The regulatory structure also dictates that consumers get the same price for any given plan, regardless of whether the purchase is through a public exchange or a private one, Williams said. The marketing fee built into the price goes to Extend Health as a commission when it makes the sale, whereas the insurer simply keeps the money when a consumer signs up without going through an intermediary, he said.
GetInsured.com, a private exchange operator that is setting itself up as a cloud service provider to state exchanges that wish to operate independently of the federal government, also says it expects to announce deals with employers who want to direct their employees to shop for their own insurance.
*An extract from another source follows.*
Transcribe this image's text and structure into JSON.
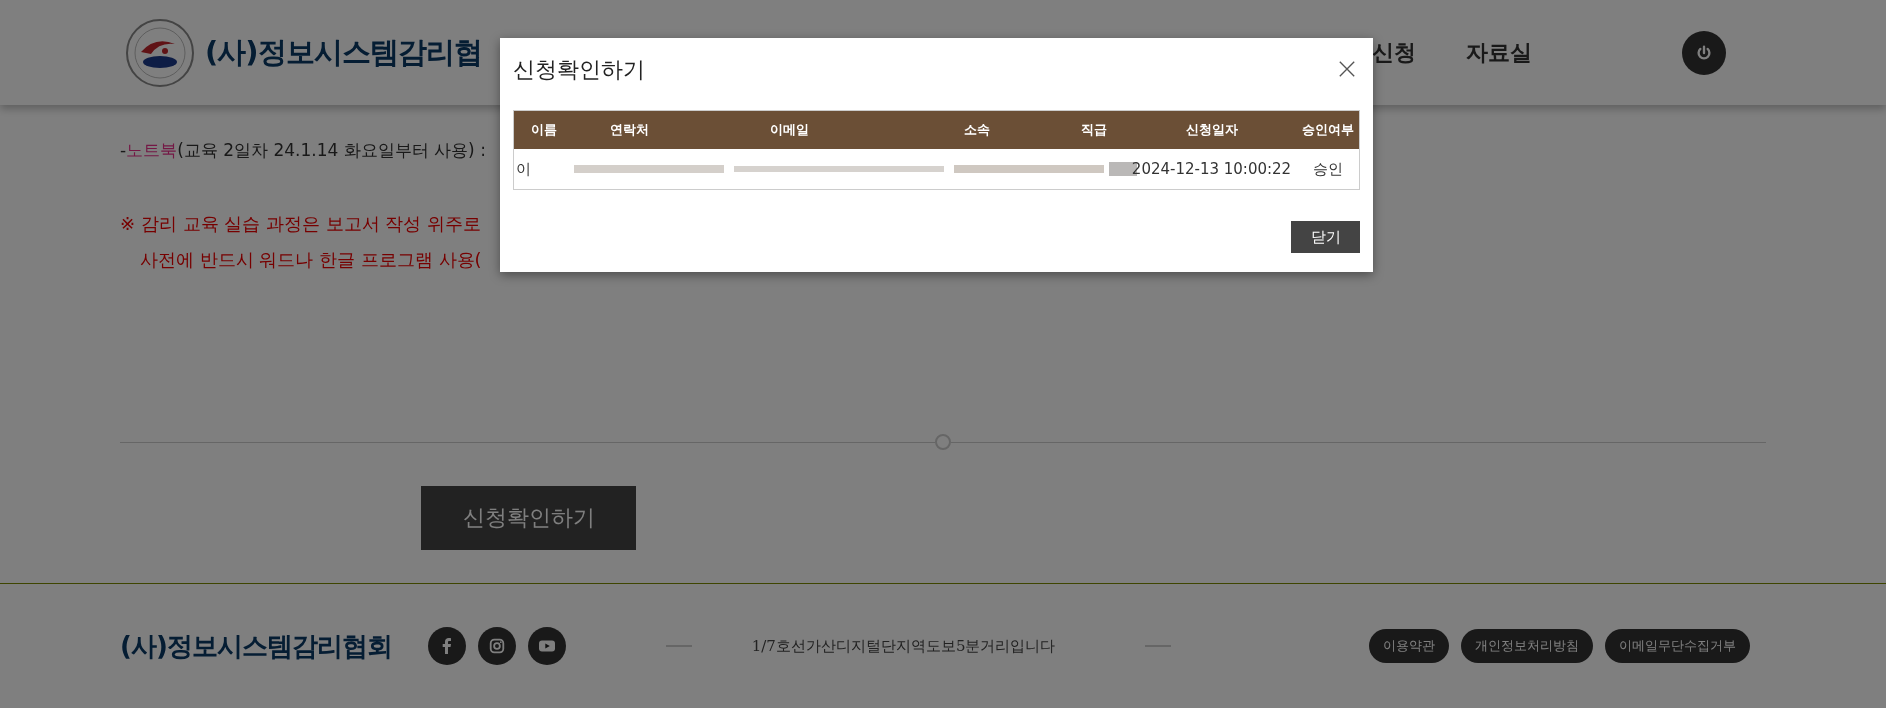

Meanwhile, the state and federal exchanges are likely getting off to a glitchy and uneven start, but that's not surprising given the scale of what's being implemented, Williams said. "This is healthcare's equivalent of a mission to Mars. There may be a glitch or two, but I'm convinced the spacecraft is going to get to Mars, intact."
The closest parallel is with the introduction of the Medicare Part D prescription drug benefit a decade ago, Williams said. "There were enormous glitches in the first 10 to 18 months," resulting in lots of angry people complaining that they hadn't gotten their benefits cards as promised, he said. Now, that's given way to "18 million very happy individual Part D plan owners," he said.
Similarly, in the first months of the public exchanges, there will be many instances of plans priced wrong and subsidies calculated improperly, but the impact of those glitches will fade over time. "The pricing bumps we're seeing now are fairly modest compared to what could have happened," he said. "California has been testing for months now, and it's going incredibly well."